Xiaohong Ji,Zhen Wang,Zhifeng Gao,Hang Zheng,Linfeng Zhang,Guolin Ke,Weinan E
2024-07-01
Abstract:In recent years, pretraining models have made significant advancements in the fields of natural language processing (NLP), computer vision (CV), and life sciences. The significant advancements in NLP and CV are predominantly driven by the expansion of model parameters and data size, a phenomenon now recognized as the scaling laws. However, research exploring scaling law in molecular pretraining models remains unexplored. In this work, we present Uni-Mol2 , an innovative molecular pretraining model that leverages a two-track transformer to effectively integrate features at the atomic level, graph level, and geometry structure level. Along with this, we systematically investigate the scaling law within molecular pretraining models, characterizing the power-law correlations between validation loss and model size, dataset size, and computational resources. Consequently, we successfully scale Uni-Mol2 to 1.1 billion parameters through pretraining on 800 million conformations, making it the largest molecular pretraining model to date. Extensive experiments show consistent improvement in the downstream tasks as the model size grows. The Uni-Mol2 with 1.1B parameters also outperforms existing methods, achieving an average 27% improvement on the QM9 and 14% on COMPAS-1D dataset.

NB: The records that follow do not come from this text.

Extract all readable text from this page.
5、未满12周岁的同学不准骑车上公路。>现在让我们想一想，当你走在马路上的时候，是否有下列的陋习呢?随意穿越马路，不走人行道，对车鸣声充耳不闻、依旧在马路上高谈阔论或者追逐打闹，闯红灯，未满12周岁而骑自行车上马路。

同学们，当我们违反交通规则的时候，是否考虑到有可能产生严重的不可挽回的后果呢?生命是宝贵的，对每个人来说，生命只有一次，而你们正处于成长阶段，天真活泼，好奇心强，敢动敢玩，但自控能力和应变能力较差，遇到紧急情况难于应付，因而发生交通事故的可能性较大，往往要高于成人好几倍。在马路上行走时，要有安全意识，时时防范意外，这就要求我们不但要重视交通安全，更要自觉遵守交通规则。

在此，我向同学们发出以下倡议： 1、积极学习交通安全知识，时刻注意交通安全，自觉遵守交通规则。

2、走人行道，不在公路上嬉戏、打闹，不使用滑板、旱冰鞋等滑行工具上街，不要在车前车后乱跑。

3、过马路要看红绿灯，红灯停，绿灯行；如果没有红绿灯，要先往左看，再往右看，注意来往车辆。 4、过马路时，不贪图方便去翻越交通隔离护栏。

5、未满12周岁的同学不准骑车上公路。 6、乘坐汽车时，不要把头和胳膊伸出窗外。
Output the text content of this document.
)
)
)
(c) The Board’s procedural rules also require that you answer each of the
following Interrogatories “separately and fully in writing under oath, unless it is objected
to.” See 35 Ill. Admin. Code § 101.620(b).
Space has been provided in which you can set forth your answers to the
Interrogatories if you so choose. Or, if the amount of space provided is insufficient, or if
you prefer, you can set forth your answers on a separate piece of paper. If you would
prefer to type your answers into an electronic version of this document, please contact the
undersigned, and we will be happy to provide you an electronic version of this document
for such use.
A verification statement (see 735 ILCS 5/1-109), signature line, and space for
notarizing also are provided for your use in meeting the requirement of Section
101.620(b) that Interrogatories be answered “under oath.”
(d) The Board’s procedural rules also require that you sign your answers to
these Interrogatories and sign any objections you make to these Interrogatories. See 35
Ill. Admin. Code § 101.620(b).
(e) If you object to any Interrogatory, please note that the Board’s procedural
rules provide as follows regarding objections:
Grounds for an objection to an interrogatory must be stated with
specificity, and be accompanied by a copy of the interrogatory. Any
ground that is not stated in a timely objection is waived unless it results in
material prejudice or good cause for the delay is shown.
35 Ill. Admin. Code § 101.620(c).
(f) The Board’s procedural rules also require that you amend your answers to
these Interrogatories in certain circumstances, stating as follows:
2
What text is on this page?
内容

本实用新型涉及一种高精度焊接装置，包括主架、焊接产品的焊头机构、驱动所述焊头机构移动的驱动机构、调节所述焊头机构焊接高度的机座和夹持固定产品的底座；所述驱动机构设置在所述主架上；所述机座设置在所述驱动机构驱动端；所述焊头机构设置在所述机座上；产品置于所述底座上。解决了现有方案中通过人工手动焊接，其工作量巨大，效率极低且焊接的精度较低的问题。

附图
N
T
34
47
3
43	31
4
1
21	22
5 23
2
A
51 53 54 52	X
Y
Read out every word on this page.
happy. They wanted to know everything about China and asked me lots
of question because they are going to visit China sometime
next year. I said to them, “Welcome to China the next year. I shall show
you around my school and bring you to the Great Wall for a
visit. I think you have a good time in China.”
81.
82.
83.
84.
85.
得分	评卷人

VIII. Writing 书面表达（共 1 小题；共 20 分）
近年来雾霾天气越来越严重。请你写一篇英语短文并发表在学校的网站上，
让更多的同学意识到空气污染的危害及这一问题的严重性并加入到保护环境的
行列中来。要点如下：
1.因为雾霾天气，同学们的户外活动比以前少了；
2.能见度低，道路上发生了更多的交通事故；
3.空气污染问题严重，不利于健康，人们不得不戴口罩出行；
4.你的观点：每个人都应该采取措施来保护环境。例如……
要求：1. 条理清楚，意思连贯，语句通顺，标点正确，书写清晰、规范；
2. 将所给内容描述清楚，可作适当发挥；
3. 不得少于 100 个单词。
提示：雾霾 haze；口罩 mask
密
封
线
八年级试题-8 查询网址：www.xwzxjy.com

Machine Learning,Artificial Intelligence
What problem does this paper attempt to address?
The paper primarily focuses on addressing the research gap in the scalability of molecular pretraining models, especially in the application within the fields of biomedicine and materials science. Specifically, the paper introduces Uni-Mol2, an innovative, large-scale molecular pretraining model designed to improve molecular representation learning by integrating features at the atomic level, graph level, and geometric structure level. Utilizing a dual-track transformer architecture, Uni-Mol2 is capable of effectively handling the complexity and diversity of molecules. The key contributions of the paper include: 1. **Large-scale dataset construction**: The authors have constructed a dataset containing approximately 884 million 3D conformations, which is currently the largest dataset for molecular pretraining, providing a foundation for training large molecular models. 2. **Exploration of the scalability of molecular pretraining models**: The paper systematically studies the relationship between Uni-Mol2 model parameters, dataset size, and computational resources, revealing a power-law correlation between validation loss and these factors. This is the first demonstration of scaling laws in the field of molecular pretraining. 3. **Model scale**: Through pretraining, Uni-Mol2 has been successfully scaled to 1.1 billion parameters, making it the largest molecular pretraining model to date. 4. **Improved performance on downstream tasks**: Experiments show that with the increase in model parameters, Uni-Mol2 continues to show improved performance on downstream tasks (such as chemical property prediction on the QM9 and COMPAS-1D datasets), with the 1.1 billion parameter model achieving an average performance increase of 27% on the QM9 dataset and 14% on the COMPAS-1D dataset. 5. **Performance with limited data**: The paper also explores the performance of the model under conditions of limited data, showing that even with constrained data volumes, larger model scales can still bring better predictive performance, especially in situations where training data is scarce. In summary, by proposing the Uni-Mol2 model, the paper not only fills the void in research on the scalability of molecular pretraining models but also demonstrates the significant impact of model scaling on molecular representation learning and downstream task performance, providing a powerful tool for research in the fields of biomedicine and materials science.